The bill will be dismissed at the cost of the plaintiffs.

On Petition for Rehearing.

PER CURIAM.

The petition for rehearing presents the proposition that since the plaintiff herein could not remove the action at law in the state court, Great Northern R. Co. v. Alexander, 246 U. S. 276, 38 S. Ct. 237, 62 L. Ed. 713, the federal courts should enjoin its prosecution, since, as defendant therein, it raised a federal question by its answer. This is a startling suggestion to which we cannot accede. Since the decision in Tennessee v. Union & Planters’ Bank, 152 U. S. 454, 14 S. Ct. 654, 38 L. Ed. 511, construing the Removal Act of August 13, 1888 (25 Stat. 433), it has been uniformly held that a cause may not be removed because a defendant pleads a federal question in its answer. Plaintiff now says that while such a suit may not be removed to the federal court, a federal court should enjoin its prosecution. That is to circumvent the law as to removal, to deny the plaintiff in the state court action his right to proceed in the state courts, and is not supported by any authority cited. It would increase immeasurably the jurisdiction of the federal courts if every defendant asserting a federal question by way of defense in a state court might, in the federal courts, enjoin proceedings in the state court.

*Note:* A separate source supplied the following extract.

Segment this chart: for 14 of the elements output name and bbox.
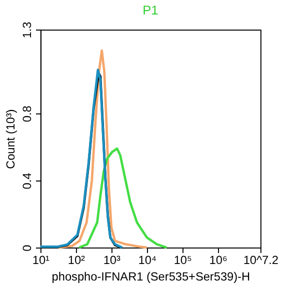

The claim is predicated upon a statement in Risty v. Chicago, R. I. & P. R. Co., 270 U. S. 378, 46 S. Ct. 236, 70 L. Ed. 641, that equity has jurisdiction unless there is an adequate remedy at law in the federal courts. That such statement was not intended to have such far-reaching consequences as contended for is made clear by the recent statement of the Supreme Court in Matthews v. Rodgers, 284 U. S. 521, 526, 52 S. Ct. 217, 220, 76 L. Ed. 447, that, “If the remedy at law is plain, adequate, and complete, the aggrieved party is left to that remedy in the state courts, from which the cause may be brought to this Court for review if any federal question be involved, Jud. Code § 237 (28 USCA § 344), or to his suit at law in the federal courts if the essential elements of federal jurisdiction are present.”

Ex parte Young, 209 U. S. 123, 28 S. Ct. 441, 52 L. Ed. 714, 13 L. R. A. (N. S.) *896932, 14 Ann. Cas. 764, and eases which follow it, are bottomed upon the proposition that, because of the severity of the penalties or the multiplicity of threatened actions, the remedy by way of a defense in the state court is not adequate. No such situation is here presented.

The petition for rehearing is denied.